1

I'm trying to solve the edit distance problem. the code I've been using is below.

 public static int minDistance(String word1, String word2) {
    int len1 = word1.length();
    int len2 = word2.length();

    // len1+1, len2+1, because finally return dp[len1][len2]
    int[][] dp = new int[len1 + 1][len2 + 1];

    for (int i = 0; i <= len1; i++) {
        dp[i][0] = i;
    }

    for (int j = 0; j <= len2; j++) {
        dp[0][j] = j;
    }

    //iterate though, and check last char
    for (int i = 0; i < len1; i++) {
        char c1 = word1.charAt(i);
        for (int j = 0; j < len2; j++) {
            char c2 = word2.charAt(j);

            //if last two chars equal
            if (c1 == c2) {
                //update dp value for +1 length
                dp[i + 1][j + 1] = dp[i][j];
            } else {
                int replace = dp[i][j] + 1 ;
                int insert = dp[i][j + 1] + 1  ;
                int delete = dp[i + 1][j] + 1 ;


                int min = replace > insert ? insert : replace;
                min = delete > min ? min : delete;
                dp[i + 1][j + 1] = min;
            }
        }
    }

    return dp[len1][len2];
}

It's a DP approach. The problem it since it use a 2D array we cant solve this problem using above method for large strings. Ex: String length > 100000.

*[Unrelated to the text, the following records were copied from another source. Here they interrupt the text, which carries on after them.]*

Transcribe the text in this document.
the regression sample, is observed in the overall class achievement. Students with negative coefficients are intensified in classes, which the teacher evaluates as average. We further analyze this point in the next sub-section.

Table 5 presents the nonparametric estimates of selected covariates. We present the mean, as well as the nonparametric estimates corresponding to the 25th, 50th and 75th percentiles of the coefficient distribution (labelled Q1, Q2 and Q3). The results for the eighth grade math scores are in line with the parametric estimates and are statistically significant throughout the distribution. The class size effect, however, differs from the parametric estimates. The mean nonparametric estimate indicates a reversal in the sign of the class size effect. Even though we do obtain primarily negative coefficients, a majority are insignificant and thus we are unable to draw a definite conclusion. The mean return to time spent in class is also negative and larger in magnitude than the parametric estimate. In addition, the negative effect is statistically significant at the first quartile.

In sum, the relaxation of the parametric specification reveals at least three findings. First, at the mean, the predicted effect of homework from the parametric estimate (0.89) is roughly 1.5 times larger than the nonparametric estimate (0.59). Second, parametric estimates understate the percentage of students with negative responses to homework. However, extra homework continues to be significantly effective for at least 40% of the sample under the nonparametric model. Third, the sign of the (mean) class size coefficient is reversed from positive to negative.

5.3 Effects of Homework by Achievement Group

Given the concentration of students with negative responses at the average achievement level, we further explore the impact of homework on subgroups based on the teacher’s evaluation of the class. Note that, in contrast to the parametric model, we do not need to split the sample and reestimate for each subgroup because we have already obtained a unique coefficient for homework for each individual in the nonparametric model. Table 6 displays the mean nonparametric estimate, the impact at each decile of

So Is there anyway to modify this algorithm to overcome that difficulty ?

NOTE: The above code will accurately solve the Edit Distance problem for small strings. (which has length below 1000 or near)

As you can see in the code it uses a Java 2D Array "dp[][]" . So we can't initialize a 2D array for large rows and columns.

Ex : If i need to check 2 strings whose lengths are more than 100000

int[][] dp = new int[len1 + 1][len2 + 1];

the above will be

int[][] dp = new int[100000][100000];

So it will give a stackOverflow error.

So the above program only good for small length Strings. What I'm asking is , Is there any way to solve this problem for large strings(length > 100000) efficiently in java.

prime
  • 14,464
  • 14
  • 99
  • 131
  • Why is the input so long? Maybe knowing a bit more about the circumstances would allow us to suggest better options. – Aaron Digulla Oct 06 '14 at 10:22
  • It's when we want to compare 2 strings which has lengths more than 100000. In that situation we can't create java 2D arrays. – prime Oct 06 '14 at 10:23
  • @jurgemaister : I added some more details. And this is not a homework :) – prime Oct 06 '14 at 10:29
  • Wiki page you linked references Ukkonen's optimization which should be enough. And you can go to http://stackoverflow.com/questions/4057513/levenshtein-distance-algorithm-better-than-onm for more ideas. – Deltharis Oct 06 '14 at 10:42

1 Answers1

2

First of all, there's no problem in allocating a 100k x 100k int array in Java, you just have to do it in the Heap, not the Stack (and on a machine with around 80GB of memory :))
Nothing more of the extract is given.